Iran says Arak reactor 1 step closer to completion

Ahmadinejad on site to witness upper container installation at facility suspected of housing covert nuclear activities.

Arak heavy water reactor 370 (photo credit: reuters)
Arak heavy water reactor 370
(photo credit: reuters)
A heavy water reactor in Arak, Iran, came one step closer to completion after the installation of the “upper container,” according to a report by the Fars News Agency, a news site associated with the Iranian Revolutionary Guards Corps.
“Arak heavy water reactor will receive virtual fuel by the end of the [Iranian] year 1392 [March 2014],” said Fereidoun Abbasi, head of the Atomic Energy Organization of Iran.
Abbasi made his comments during a ceremony celebrating the new installation, attended by Iranian President Mahmoud Ahmadinejad.
In May, US diplomat Joseph Macmanus, who serves as the ambassador to the UN’s International Atomic Energy Agency, called the creation of the Arak reactor “deeply troubling.”He questioned Iran’s refusal to “provide the requisite design information,” which the IAEA said the Islamic Republic must pass on in order to properly monitor the site.
In response, Iran’s ambassador told reporters that Tehran had every intention of continuing with plans to build the reactor regardless of international pressure to delay further building.

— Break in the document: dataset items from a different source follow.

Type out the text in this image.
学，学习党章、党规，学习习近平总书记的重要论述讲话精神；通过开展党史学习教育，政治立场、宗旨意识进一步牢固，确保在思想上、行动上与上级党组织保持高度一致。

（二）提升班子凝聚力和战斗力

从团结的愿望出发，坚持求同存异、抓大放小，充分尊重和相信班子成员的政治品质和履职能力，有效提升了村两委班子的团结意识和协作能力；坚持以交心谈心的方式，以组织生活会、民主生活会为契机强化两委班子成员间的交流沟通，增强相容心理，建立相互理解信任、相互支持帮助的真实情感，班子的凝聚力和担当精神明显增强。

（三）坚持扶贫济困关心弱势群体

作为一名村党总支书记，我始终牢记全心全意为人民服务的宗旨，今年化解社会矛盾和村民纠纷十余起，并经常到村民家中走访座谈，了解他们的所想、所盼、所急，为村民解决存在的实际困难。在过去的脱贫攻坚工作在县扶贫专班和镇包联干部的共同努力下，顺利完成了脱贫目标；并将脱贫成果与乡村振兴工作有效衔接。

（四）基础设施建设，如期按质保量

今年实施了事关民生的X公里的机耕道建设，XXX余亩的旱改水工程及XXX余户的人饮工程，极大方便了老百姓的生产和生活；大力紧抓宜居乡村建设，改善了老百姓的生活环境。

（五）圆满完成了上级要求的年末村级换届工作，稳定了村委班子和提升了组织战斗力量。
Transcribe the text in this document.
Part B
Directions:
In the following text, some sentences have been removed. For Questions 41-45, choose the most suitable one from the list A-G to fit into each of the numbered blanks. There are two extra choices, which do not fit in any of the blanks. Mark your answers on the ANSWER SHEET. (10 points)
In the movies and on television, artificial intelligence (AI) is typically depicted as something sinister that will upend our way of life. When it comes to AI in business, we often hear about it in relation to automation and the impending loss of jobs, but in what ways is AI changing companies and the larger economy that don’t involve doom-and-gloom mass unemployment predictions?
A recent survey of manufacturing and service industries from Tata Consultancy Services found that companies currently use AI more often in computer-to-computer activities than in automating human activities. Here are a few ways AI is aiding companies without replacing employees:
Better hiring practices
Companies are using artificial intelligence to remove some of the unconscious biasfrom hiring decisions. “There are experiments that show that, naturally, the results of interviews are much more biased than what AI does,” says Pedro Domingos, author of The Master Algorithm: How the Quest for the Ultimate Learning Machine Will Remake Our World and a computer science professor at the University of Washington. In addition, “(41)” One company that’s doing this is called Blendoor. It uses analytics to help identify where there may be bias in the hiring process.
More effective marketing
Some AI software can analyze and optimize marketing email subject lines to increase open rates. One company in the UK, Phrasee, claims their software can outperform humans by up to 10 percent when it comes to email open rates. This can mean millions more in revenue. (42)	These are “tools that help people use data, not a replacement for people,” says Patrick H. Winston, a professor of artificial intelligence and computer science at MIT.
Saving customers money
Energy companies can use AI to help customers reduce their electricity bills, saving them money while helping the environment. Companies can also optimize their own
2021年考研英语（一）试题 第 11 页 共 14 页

“We will not yield to pressure, sanctions, threats of attack,” Ambassador Ali Asghar Soltanieh said.
Though Iran has repeatedly asserted that their reactors are being built for energy purposes, Macmanus challenged this declaration and said, “Iran’s refusal to fulfill this basic obligation [of providing design information] must necessarily cause one to ask whether Iran is again pursuing covert nuclear activities.”